A key reason why India wants to remain involved in Myanmar’s peace process and potentially even insert itself in a limited mediating role is to balance the Chinese influence in the country. This is an understandable foreign policy goal. But, India’s strategy to achieve that goal is based on a serious miscalculation. China, unlike India, has longstanding relationships with a host of non-ceasefire EAOs in Myanmar’s north. These include the country’s largest EAO, the United Wa State Army. It is precisely this elaborate network of diverse connections across Myanmar’s complex ethnic battlespace that has allowed Beijing to exercise strong leverage over successive regimes in Naypyitaw and sometimes even unilaterally maneuver the peace process.
Even Thailand has maintained warm relationships with a broad set of EAOs based along Myanmar’s northeastern and eastern frontiers as part of its so-called “buffer zone” policy. This has given Bangkok wide wriggle-room in post-coup Myanmar. But India hasn’t cultivated any such consistent, in-depth, trust-based linkages with Myanmar’s EAOs, including those that are directly relevant to its strategic interests—the CNF and Arakan Army (AA). Both these EAOs continue to reject the NCA, and boycotted Sunday’s ceremony. New Delhi can’t overlook this reality, given that the CNF and AA control large swathes of territory in Chin and Rakhine states through which the India-funded Kaladan Multi Modal Transit and Transport Project (KMMTTP) passes.
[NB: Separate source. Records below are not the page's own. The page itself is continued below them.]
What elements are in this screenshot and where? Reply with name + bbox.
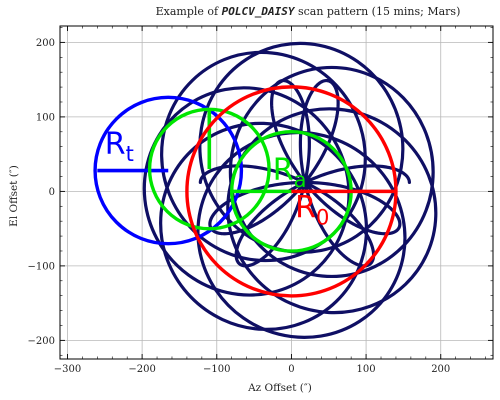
scan-loop [160, 50, 367, 263]
y-tick-label: −100 [28, 261, 55, 272]
chart-title: Example of POLCV_DAISY scan pattern (15 … [156, 5, 461, 18]
x-tick-label: 0 [288, 364, 294, 375]
y-tick-label: −200 [28, 336, 55, 347]
x-tick-label: −300 [54, 364, 81, 375]
annotation-label: R0 [295, 190, 329, 229]
x-tick-label: −200 [128, 364, 155, 375]
x-axis-label: Az Offset (″) [247, 382, 312, 394]
y-tick-label: 200 [36, 38, 55, 49]
y-tick-label: 100 [36, 112, 55, 123]
axis-ticks: −300 −200 −100 0 100 200 −200 −100 0 100 200 [28, 26, 493, 375]
annotation-label: Rt [105, 127, 134, 166]
x-tick-label: 100 [357, 364, 376, 375]
annotation-circle-secondary [147, 107, 271, 231]
annotation-label: Ra [273, 153, 307, 192]
x-tick-label: −100 [203, 364, 230, 375]
y-axis-label: El Offset (″) [8, 165, 20, 227]
chart-title-prefix: Example of [156, 5, 222, 18]
chart-title-suffix: scan pattern (15 mins; Mars) [294, 5, 460, 18]
x-tick-label: 200 [431, 364, 450, 375]
annotation-circle [93, 95, 244, 246]
scan-loop [159, 121, 369, 331]
scan-loop [196, 130, 407, 339]
y-tick-label: 0 [49, 187, 55, 198]
scan-loop [228, 65, 435, 279]
scan-pattern-series [142, 41, 438, 339]
scan-loop [198, 41, 405, 254]
chart-title-mode: POLCV_DAISY [222, 5, 296, 18]
scan-petal-path [198, 78, 411, 268]
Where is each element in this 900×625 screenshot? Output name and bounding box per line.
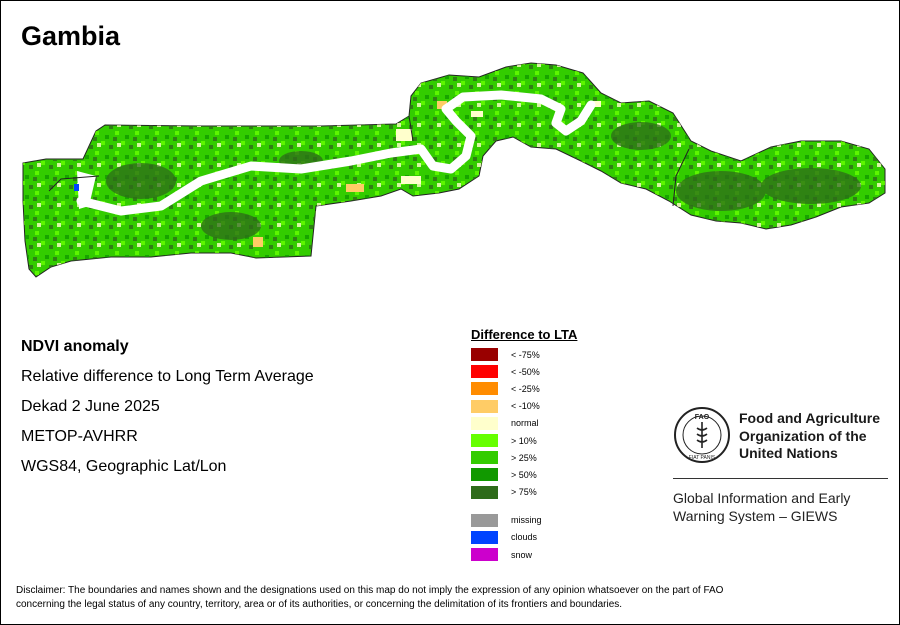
legend-item: < -10% (471, 398, 577, 415)
legend: Difference to LTA < -75% < -50% < -25% <… (471, 327, 577, 563)
period-label: Dekad 2 June 2025 (21, 398, 160, 415)
giews-name: Global Information and Early Warning Sys… (673, 490, 851, 524)
legend-item: < -50% (471, 363, 577, 380)
legend-classes: < -75% < -50% < -25% < -10% normal > 10%… (471, 346, 577, 501)
product-name: NDVI anomaly (21, 338, 129, 355)
admin-boundaries (48, 115, 690, 207)
legend-swatch (471, 434, 498, 448)
strong-positive-anomaly-areas (106, 122, 861, 240)
normal-areas (253, 101, 601, 247)
map-title: Gambia (21, 21, 121, 51)
legend-item: > 75% (471, 484, 577, 501)
divider (673, 478, 888, 479)
legend-item: > 50% (471, 466, 577, 483)
disclaimer: Disclaimer: The boundaries and names sho… (16, 585, 724, 610)
legend-item: missing (471, 512, 577, 529)
legend-swatch (471, 451, 498, 465)
cloud-pixel (74, 184, 79, 191)
legend-extra: missing clouds snow (471, 512, 577, 564)
legend-swatch (471, 485, 498, 499)
legend-swatch (471, 530, 498, 544)
legend-swatch (471, 365, 498, 379)
svg-text:FAO: FAO (695, 414, 710, 421)
svg-text:FIAT PANIS: FIAT PANIS (689, 455, 716, 461)
legend-swatch (471, 513, 498, 527)
legend-swatch (471, 468, 498, 482)
gambia-river (76, 90, 596, 216)
legend-swatch (471, 416, 498, 430)
legend-item: > 25% (471, 449, 577, 466)
river-estuary (77, 171, 96, 209)
legend-item: > 10% (471, 432, 577, 449)
legend-item: < -25% (471, 380, 577, 397)
fao-name: Food and Agriculture Organization of the… (739, 410, 881, 461)
projection-label: WGS84, Geographic Lat/Lon (21, 458, 227, 475)
sensor-label: METOP-AVHRR (21, 428, 138, 445)
legend-swatch (471, 382, 498, 396)
legend-item: normal (471, 415, 577, 432)
fao-logo-icon: FAO FIAT PANIS (674, 407, 730, 463)
legend-swatch (471, 548, 498, 562)
map-info: NDVI anomaly Relative difference to Long… (21, 332, 314, 482)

But, by publicly supporting a peace process that these groups have rejected, India risks losing whatever access and goodwill it enjoyed with not just them, but also other EAOs across Myanmar. This includes another EAO that India once had warm relations with and often relied on for intelligence on anti-India insurgent groups in the northeast—the Kachin Independence Army (KIA). Today, the KIA is one of the main anti-junta EAOs that continues to wholly reject the NCA, provide frontal support to the revolution, and routinely attack SAC positions in Kachin and northern Shan states. It is also among the EAOs that the junta continues to attack relentlessly.
If the idea is to play a constructive role in Myanmar’s peace process, then India needs to change its strategy. It needs to engage with all ethnic stakeholders on the ground, rather than throwing its weight behind a one-sided ceasefire regime that is led by a discredited coup regime and has few takers. Only by broadening and deepening its engagement can it build sufficient leverage to play a meaningful and effective third-party role in any future process of national reconciliation. Most importantly, it needs to realize that no “peace process” that is steered by the junta will find wide acceptance in today’s Myanmar. The military is no longer a credible peace actor (if it ever was), and allying with it only discredits India’s own image in the country.
Angshuman Choudhury is an Associate Fellow at the Centre for Policy Research, New Delhi.